Luna95  Eh già… ultimo capitolo, mia cara! Mille grazie per la tua infinita pazienza. I tuoi complimenti, come al solito esagerati, mi fanno arrossire!! Sono in ritardo eh?? Vabbè… spero che almeno sia soddisfacente… ç___ò mi mancherai tra gli angeli delle recensioni, cara!!! Alla prossima, un grosso bacio!
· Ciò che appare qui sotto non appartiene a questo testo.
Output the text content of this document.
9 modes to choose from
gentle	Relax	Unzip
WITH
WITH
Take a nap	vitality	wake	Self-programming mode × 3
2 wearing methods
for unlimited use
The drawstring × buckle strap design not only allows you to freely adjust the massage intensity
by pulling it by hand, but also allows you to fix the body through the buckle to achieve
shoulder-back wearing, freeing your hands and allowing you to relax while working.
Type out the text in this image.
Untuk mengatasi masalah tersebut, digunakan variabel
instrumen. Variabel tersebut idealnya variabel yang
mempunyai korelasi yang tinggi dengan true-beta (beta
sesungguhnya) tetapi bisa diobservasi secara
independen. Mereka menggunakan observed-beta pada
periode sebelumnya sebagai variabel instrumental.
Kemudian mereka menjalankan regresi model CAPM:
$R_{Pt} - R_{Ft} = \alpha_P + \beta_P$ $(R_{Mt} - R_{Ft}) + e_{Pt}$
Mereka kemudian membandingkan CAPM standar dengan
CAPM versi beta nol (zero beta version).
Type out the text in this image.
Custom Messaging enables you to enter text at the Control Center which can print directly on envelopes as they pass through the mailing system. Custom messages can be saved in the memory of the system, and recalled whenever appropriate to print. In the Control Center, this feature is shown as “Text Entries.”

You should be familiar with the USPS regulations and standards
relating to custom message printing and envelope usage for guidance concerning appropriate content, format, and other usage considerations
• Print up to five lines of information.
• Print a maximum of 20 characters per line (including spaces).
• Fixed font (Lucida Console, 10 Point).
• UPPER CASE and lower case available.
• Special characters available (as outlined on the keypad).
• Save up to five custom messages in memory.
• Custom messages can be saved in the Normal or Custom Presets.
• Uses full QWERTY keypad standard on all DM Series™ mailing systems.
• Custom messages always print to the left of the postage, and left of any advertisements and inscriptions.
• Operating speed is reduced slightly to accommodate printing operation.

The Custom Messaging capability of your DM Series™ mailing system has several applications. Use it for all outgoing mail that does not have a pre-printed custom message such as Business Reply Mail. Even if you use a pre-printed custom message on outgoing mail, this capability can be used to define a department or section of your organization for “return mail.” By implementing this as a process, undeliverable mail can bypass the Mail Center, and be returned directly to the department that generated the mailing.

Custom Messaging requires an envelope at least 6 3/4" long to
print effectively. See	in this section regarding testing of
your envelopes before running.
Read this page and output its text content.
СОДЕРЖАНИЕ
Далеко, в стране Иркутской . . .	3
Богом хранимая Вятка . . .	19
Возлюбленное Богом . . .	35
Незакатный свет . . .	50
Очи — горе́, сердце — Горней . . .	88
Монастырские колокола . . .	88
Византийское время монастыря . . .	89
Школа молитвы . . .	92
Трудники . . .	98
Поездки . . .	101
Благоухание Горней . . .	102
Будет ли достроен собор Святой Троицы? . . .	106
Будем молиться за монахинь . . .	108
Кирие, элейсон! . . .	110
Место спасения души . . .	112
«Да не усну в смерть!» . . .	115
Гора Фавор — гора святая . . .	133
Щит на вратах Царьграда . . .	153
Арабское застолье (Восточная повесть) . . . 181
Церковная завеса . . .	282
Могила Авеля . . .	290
Dani85  In ritardo?? Macché, sono io che sono come al solito in ritardo… Mi fa davvero piacere e sono sollevata dal fatto che lo scorso capitolo non sia risultato caotico: come dici tu, non è stato facile strutturarlo in tal modo, ma solo contenta che abbia reso e ti sia piaciuto! L’irresponsabilità di Luca ormai è diventata famosa, ma alla lunga dà i suoi frutti! Mauro ha risolto tutto, no?? Grazie all’aiuto di Roberto e Luca, Di Melli non ha potuto far altro che restituirgli la sua vita! Spero che l’epilogo ti sia piaciuto… mille grazie per il tuo sostegno… un bacione e alla prossima!

 

Inoltre voglio ringraziare:

Buffy86

dolcissima77
Mary899

SARAHPOXY
SHUN DI ANDROMEDA

tinta87

Exentia_dream

isaisaisa

thia
Valentina78

 

Infine (giuro che ho quasi finito) voglio dire un paio di cosine prima di concludere. Primo: volevo avvisarvi che tra poco, il tempo di scriverla, pubblicherò una song-fic sempre su Distretto e in particolare su Luca e Anna… sarebbe bello rivedervi lì… ^^

Come ultima cosa, avrei un favore molto, molto importante da chiedere a tutti i lettori, anche quelli che non si sono mai espressi: potreste indicarmi il capitolo che vi è piaciuto di più?? Non importa se non vi dilungate con i motivi o se non commentate l’epilogo o la storia, sarebbe bello anche solo sapere il numero del capitolo. Ci conto, eh!

Beh, a questo punto, con mio grande dispiacere, devo concludere quest’ultimo “Angolo dell’autrice” ç___ç Ancora mille grazie a tutti voi, senza i quali questa storia non sarebbe andata avanti! Un grosso bacio a tutti… miei angeli!! Alla prossima!!!